参考书籍:《Hive编程指南》
1.创建库
(1)语法结构
CREATE (DATABASE|SCHEMA) [IF NOT EXISTS] database_name
[COMMENT database_comment] //关于数据块的描述
[LOCATION hdfs_path] //指定数据库在HDFS上的存储位置
[WITH DBPROPERTIES (property_name=property_value, ...)]; //指定数据块属性
默认地址:/user/hive/warehouse/db_name.db/table_name/partition_name/…
(2)创建库的方式
# 创建普通的数据库
create database t1;
# 创建库的时候检查存与否
create database if not exists t1;
# 创建库的时候带注释
create database if not exists t2 comment 'learning hive';
2.查看库
(1)查看库的方式
# 查看有哪些数据库
show databases;
+-----------------------+
| database_name |
+-----------------------+
| default |
| information_schema |
| sys |
+-----------------------+
--使用正则表达式匹配来筛选需要的数据库名
show databases like 't*';
+-----------------------+
| database_name |
+-----------------------+
| t1 |
| t2 |
+-----------------------+
Hive会为每个数据库创建一个目录,数据库中的表将会以这个数据库目录的子目录形式存储。

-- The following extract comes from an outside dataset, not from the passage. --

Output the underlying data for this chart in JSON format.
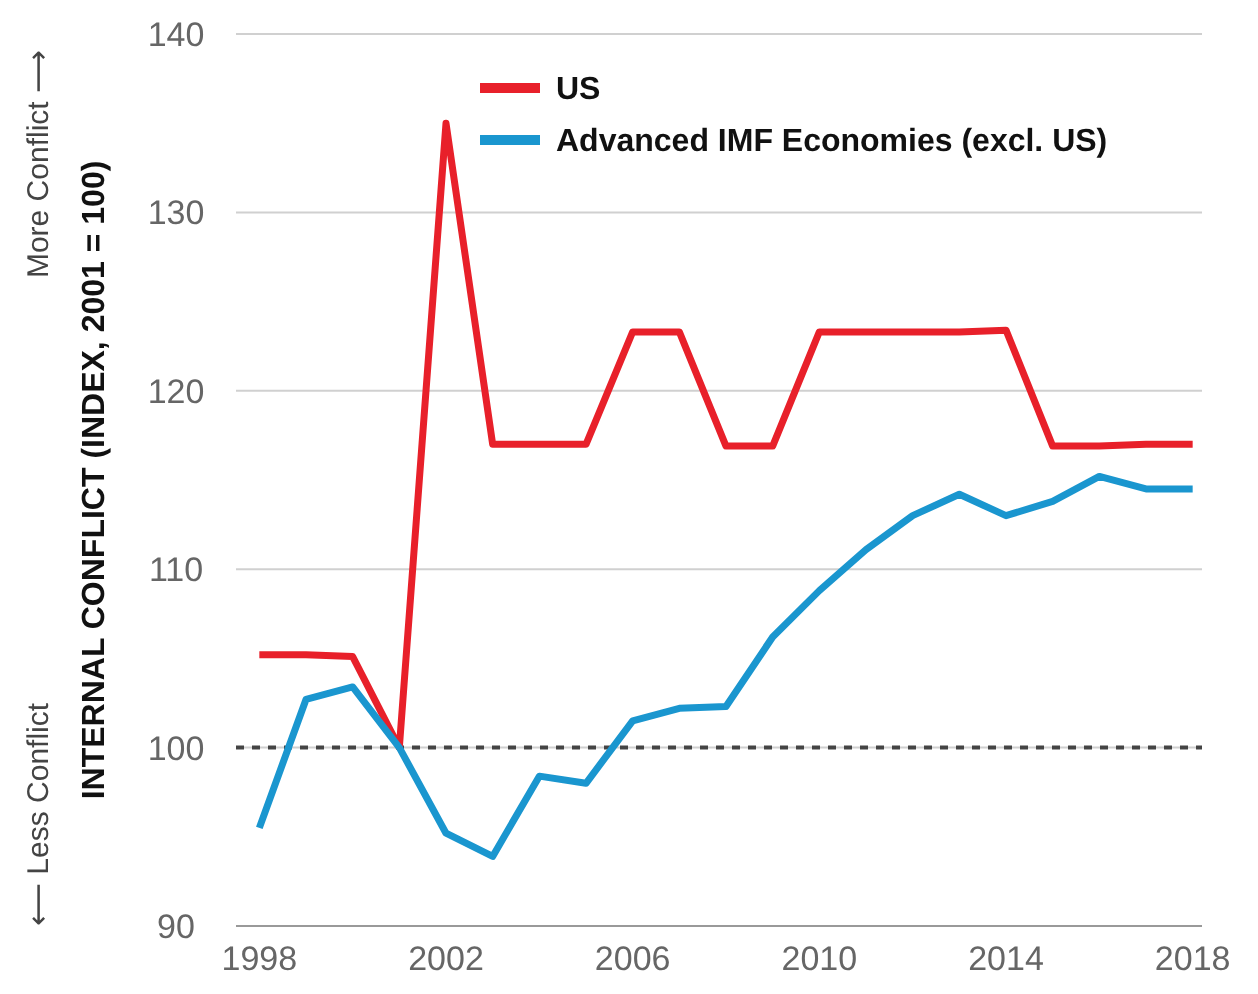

default数据库中的表是个例外,因为这个数据库本身没有自己的目录。
数据库所在的目录位于参数hive.metastore.warehouse.dir所指定的顶层目录之后。
# 显示数据库的详细属性信息
desc database extended t2;
+----------+----------------+----------------------------------------------------+-------------+-------------+-------------+
| db_name | comment | location | owner_name | owner_type | parameters |
+----------+----------------+----------------------------------------------------+-------------+-------------+-------------+
| t2 | learning hive | hdfs://server1:8020/warehouse/tablespace/managed/hive/t2.db | hdfs | USER | |
+----------+----------------+----------------------------------------------------+-------------+-------------+-------------+
# 查看正在使用哪个库
select current_database();
+----------+
| _c0 |
+----------+
| default |
+----------+
# 查看创建库的详细语句
show create database t2;
+----------------------------------------------------+
| createdb_stmt |
+----------------------------------------------------+
| CREATE DATABASE `t2` |
| COMMENT |
| 'learning hive' |
| LOCATION |
| 'hdfs://server1:8020/warehouse/tablespace/managed/hive/t2.db' |
+----------------------------------------------------+
3.删除库
(1)删除语法
drop database t1;
drop database if exists t1;
# 默认情况下hive不允许删除包含表的数据库。用户要么先删除数据库中的表,然后再删除数据库,要么在删除命令的最后面加上关键字cascade,这样就能直接删除库。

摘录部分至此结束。